BUDGET 2014-2018: Neville Ash, UNEP, introduced the budget for 2014-2018 (IPBES/2/5). He recalled Decision IPBES/1/5 requesting the Secretariat to report back on expenditure for 2013 and develop a budget for 2014, noting that current contributions, including 2013 pledges, total US$8 million and expenditure to date is US$2.5 million. Suggesting that the Plenary consider a budget for 2014 and 2015, he noted that total budgeted expenditure equals US$7,599 million and US$9,089 million, respectively. He said programme support costs are not included as these will be determined by the decision on trust fund arrangements.

Chair Hamid opened the floor for pledges for 2014. Contributions were announced, including: EUR500,000 from The Netherlands; NOK50 million from Norway; EUR300,000 for 2014 and 2015 from Germany; and EUR200,000 from France.


On the opening day of IPBES-2, there was a sense of optimism among delegates that they could finally get started on the “meat” of IPBES. “It has taken us too long to get here, and now, we can’t wait to see how IPBES stands up and starts walking,” said one delegate. This widespread interest was evident by the lengthy discussions that took place following the presentation of the Platform’s programme of work, 2014-2018, the conceptual framework and the associated budget. However, some delegates cautioned on an overly ambitious work programme and stressed the need to prioritize quality over early results, with some emphasizing that IPBES must be allowed to “walk before it runs.” Others were concerned that the priorities of developing countries were not adequately reflected in the work programme.

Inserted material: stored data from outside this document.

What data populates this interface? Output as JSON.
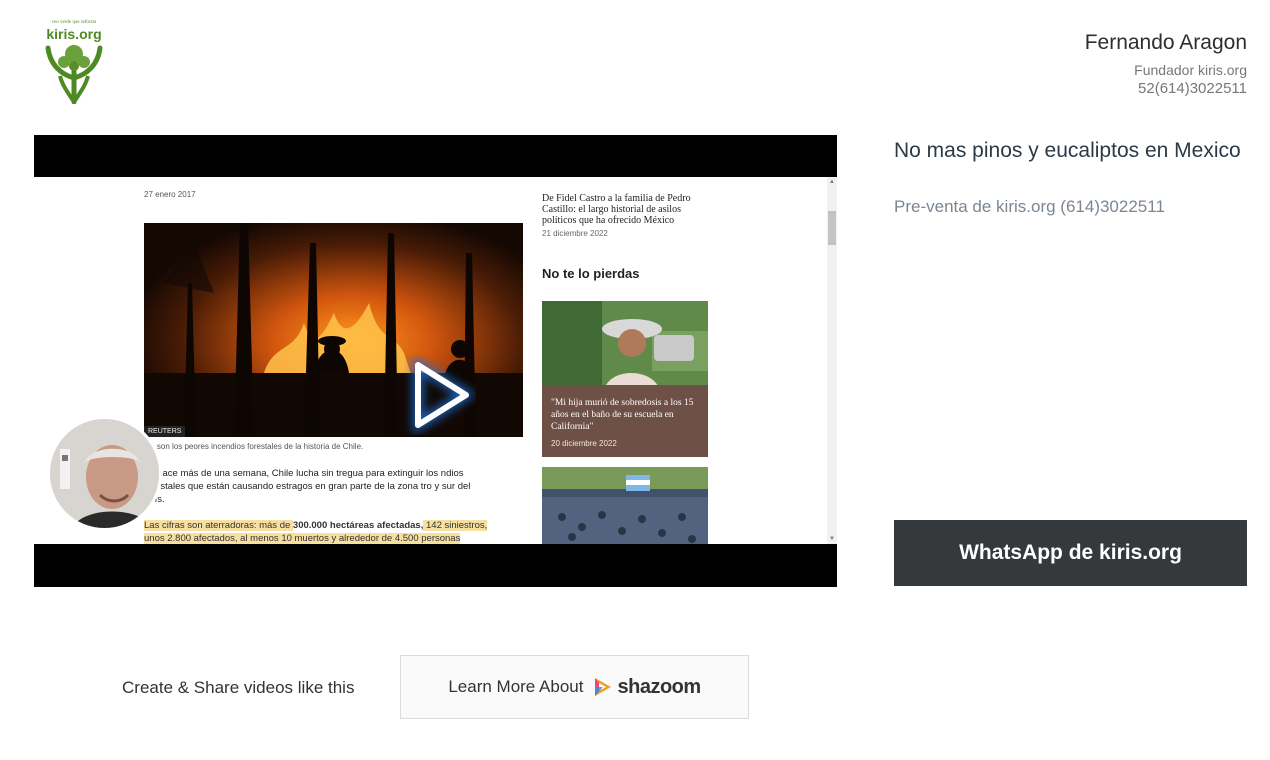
{
  "brand": {
    "logo_tagline": "ceo verde que reforsta",
    "logo_name": "kiris.org",
    "logo_icon": "tree-person-icon",
    "accent": "#4e8a24"
  },
  "contact": {
    "name": "Fernando Aragon",
    "role": "Fundador kiris.org",
    "phone": "52(614)3022511"
  },
  "video": {
    "article": {
      "date": "27 enero 2017",
      "photo_credit": "REUTERS",
      "caption": "tos son los peores incendios forestales de la historia de Chile.",
      "body": "de hace más de una semana, Chile lucha sin tregua para extinguir los ndios forestales que están causando estragos en gran parte de la zona tro y sur del país.",
      "highlight_pre": "Las cifras son aterradoras: más de ",
      "highlight_bold": "300.000 hectáreas afectadas,",
      "highlight_post": " 142 siniestros, unos 2.800 afectados, al menos 10 muertos y alrededor de 4.500 personas"
    },
    "sidebar": {
      "headline": "De Fidel Castro a la familia de Pedro Castillo: el largo historial de asilos políticos que ha ofrecido México",
      "headline_date": "21 diciembre 2022",
      "section_title": "No te lo pierdas",
      "card1_title": "\"Mi hija murió de sobredosis a los 15 años en el baño de su escuela en California\"",
      "card1_date": "20 diciembre 2022"
    },
    "play_icon": "play-icon"
  },
  "panel": {
    "title": "No mas pinos y eucaliptos en Mexico",
    "subtitle": "Pre-venta de kiris.org (614)3022511",
    "whatsapp_label": "WhatsApp de kiris.org",
    "button_color": "#36393b"
  },
  "footer": {
    "create_text": "Create & Share videos like this",
    "learn_label": "Learn More About",
    "shazoom_name": "shazoom"
  }
}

In the afternoon, spirits were high when numerous pledges to support IPBES’ work were announced. While welcoming the pledges, one delegate explained that “financial limitations still remain so there may be difficulty in ensuring that all specific suggestions are considered in the work programme,” saying that there could be long discussions to strike the right balance between quick results, credible analysis, quality science and meeting members’ requests.